The instability passed through the site of the Net and sailed on into the sky, continuing its futile mission toward the South. But even as Dura watched, the arch shape was dwindling, shrinking, its energy expended.
It left behind an encampment which had been torn apart as effectively as poor Esk’s body.
Dura pulled Farr closer to her, easily overcoming the gentle resistance of the Magfield, and stroked his hair. “Come on,” she said. “It’s over now. Let’s go back, and see what we can do.”
“No,” he said, clinging to his sister. “It’s never over. Is it, Dura?”
Little knots of people moved through the glistening, newly stable vortex lines, calling to each other. Dura Waved between the struggling groups, searching for Logue, or news of Logue; she kept a tight grip on Farr’s hand.
“Dura, help us! Oh, by the blood of the Xeelee, help us!”
The voice came to her from a dozen mansheights away; it was a man’s — thin, high and desperate.

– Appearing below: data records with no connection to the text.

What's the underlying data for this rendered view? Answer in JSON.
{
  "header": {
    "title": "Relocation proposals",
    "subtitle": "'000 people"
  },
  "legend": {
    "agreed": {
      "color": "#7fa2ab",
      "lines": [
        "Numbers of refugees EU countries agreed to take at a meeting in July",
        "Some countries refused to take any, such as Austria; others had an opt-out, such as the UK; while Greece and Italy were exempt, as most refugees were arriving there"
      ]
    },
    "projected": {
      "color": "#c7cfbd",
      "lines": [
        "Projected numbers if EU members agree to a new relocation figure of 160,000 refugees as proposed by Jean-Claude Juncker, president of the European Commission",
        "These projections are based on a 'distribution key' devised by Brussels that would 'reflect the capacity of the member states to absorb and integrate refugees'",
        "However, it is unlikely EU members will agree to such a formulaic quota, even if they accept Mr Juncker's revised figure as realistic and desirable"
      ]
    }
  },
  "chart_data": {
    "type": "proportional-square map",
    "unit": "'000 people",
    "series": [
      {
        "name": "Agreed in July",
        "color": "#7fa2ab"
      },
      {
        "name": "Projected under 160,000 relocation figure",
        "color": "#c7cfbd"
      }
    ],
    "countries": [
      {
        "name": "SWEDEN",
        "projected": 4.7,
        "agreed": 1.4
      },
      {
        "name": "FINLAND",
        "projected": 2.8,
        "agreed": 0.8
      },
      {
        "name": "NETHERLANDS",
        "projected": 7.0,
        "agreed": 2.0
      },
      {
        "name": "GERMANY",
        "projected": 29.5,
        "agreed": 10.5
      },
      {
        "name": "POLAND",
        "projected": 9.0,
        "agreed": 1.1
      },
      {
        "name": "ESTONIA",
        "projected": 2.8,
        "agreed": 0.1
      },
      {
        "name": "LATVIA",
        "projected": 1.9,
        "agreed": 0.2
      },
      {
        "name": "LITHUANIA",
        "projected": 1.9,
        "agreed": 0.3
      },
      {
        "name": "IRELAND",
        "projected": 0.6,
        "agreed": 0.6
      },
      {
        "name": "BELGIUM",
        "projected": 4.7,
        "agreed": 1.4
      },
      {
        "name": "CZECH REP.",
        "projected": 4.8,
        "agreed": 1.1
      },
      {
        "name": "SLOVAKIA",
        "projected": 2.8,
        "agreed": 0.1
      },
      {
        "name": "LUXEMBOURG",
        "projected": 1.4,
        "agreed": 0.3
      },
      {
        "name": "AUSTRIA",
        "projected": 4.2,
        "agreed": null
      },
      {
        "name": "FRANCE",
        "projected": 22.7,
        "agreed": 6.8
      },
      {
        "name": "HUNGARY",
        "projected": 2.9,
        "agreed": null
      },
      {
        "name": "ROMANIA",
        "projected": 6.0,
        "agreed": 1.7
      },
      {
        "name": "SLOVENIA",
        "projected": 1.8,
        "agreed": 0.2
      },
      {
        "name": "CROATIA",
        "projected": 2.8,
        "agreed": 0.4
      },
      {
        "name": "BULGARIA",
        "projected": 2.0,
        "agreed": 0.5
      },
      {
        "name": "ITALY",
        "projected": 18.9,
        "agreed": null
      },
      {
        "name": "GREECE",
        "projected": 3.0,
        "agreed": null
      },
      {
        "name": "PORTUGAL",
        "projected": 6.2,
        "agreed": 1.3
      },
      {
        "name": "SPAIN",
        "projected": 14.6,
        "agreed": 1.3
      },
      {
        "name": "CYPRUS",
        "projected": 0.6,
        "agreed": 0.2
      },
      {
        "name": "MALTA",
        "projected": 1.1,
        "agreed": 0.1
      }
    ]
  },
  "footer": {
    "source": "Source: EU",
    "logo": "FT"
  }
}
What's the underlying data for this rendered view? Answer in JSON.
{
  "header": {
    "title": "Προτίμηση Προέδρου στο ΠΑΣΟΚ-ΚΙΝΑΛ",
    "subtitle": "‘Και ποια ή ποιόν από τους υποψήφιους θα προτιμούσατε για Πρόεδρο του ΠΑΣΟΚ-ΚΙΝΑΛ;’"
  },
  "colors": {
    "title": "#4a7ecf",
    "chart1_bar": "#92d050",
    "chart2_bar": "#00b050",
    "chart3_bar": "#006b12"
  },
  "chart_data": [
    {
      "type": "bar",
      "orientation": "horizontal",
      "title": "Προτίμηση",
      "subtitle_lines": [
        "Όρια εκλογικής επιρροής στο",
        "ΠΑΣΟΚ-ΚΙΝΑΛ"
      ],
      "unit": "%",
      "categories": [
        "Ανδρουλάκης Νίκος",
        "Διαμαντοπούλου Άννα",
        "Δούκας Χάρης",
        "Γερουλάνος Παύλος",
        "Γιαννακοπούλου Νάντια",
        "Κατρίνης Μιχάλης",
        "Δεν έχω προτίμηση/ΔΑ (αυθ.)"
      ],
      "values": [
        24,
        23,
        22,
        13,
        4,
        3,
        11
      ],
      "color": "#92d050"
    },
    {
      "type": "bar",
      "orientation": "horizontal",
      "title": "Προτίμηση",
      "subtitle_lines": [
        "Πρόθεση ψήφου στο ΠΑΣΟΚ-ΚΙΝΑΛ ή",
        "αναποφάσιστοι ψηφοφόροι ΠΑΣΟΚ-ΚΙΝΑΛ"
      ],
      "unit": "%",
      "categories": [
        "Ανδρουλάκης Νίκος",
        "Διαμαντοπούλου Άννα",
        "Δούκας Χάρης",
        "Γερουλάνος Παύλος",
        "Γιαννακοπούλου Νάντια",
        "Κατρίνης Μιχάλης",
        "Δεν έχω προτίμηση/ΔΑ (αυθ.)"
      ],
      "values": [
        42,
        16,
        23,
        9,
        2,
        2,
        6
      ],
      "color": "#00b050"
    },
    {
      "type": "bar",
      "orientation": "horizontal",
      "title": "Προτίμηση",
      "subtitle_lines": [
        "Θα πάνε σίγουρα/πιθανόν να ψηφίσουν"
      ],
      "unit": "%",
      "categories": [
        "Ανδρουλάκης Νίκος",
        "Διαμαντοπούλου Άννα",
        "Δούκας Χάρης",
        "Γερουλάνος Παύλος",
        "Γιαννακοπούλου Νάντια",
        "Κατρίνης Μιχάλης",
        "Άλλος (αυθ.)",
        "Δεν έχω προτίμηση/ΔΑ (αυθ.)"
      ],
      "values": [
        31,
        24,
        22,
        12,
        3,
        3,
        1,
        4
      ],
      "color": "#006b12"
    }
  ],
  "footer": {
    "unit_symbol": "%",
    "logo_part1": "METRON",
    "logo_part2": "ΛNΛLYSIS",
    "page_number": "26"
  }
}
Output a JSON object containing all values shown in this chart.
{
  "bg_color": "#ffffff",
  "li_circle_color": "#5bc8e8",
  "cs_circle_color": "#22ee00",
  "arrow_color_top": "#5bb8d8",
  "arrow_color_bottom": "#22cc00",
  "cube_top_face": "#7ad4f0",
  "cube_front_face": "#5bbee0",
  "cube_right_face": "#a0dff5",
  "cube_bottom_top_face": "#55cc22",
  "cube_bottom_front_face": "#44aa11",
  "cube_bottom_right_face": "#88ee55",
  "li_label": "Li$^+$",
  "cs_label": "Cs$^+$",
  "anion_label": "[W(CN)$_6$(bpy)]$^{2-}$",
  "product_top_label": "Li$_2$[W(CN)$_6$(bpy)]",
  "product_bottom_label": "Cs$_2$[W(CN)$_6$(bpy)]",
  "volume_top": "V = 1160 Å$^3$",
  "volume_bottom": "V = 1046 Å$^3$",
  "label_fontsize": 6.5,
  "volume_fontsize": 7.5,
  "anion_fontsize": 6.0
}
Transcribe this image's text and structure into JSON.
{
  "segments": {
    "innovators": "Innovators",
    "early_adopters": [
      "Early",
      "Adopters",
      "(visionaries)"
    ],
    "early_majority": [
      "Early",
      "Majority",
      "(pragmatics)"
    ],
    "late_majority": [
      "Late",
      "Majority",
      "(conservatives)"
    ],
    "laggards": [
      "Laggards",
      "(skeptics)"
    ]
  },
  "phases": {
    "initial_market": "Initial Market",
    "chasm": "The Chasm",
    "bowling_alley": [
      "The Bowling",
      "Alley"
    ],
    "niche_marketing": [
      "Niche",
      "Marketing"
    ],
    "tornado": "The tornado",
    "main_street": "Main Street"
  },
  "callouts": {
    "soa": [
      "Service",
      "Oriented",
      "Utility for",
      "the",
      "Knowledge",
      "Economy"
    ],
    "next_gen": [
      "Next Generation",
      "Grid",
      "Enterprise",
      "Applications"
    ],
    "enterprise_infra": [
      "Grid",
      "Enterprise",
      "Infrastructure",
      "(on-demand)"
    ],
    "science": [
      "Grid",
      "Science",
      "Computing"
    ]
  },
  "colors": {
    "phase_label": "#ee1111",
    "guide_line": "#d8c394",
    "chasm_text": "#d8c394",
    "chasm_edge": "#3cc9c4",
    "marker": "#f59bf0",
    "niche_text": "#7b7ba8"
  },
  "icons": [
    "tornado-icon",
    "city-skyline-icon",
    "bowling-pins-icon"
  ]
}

She turned in the Air, searching for its source.
Farr took her arm and pointed. “There. It’s Mur, over by that chunk of Net. See? And it looks as if he’s got Dia with him.”
Heavily pregnant Dia… Dura pulled at her brother’s hand and Waved rapidly through the Air.
Mur and Dia hung alone in the Air, naked and without tools. Mur was holding his wife’s shoulders and cradling her head. Dia was stretched out, her legs parting softly, her hands locked around the base of her distended belly.
Mur’s young face was hard, cold and determined; his eyes were pits of darkness as he peered at Dura and Farr. “It’s her time. She’s early, but the Glitch… You’ll have to help me.”
“All right.” Dura lifted Dia’s hands away from her belly, gently but firmly, and ran her fingers quickly over the uneven bulge. She could feel the baby’s limbs pushing feebly at the walls which still restrained it. The head was low, deep in the pelvis. “I think the head’s engaged,” she said. Dia’s young, thin face was fixed on hers, contorted with pain; Dura tried to smile at her. “It feels fine. A little while longer…”
Dia hissed, her face creased with pain, “Get on with it, damn you.”
“Yes.”
Dura looked around desperately; the Air around them was still empty, the nearest Human Beings dozens of mansheights away. They were on their own.
She closed her eyes for a moment, trying to resist the temptation to search the Air for Logue. She delved deep inside herself, looking for strength.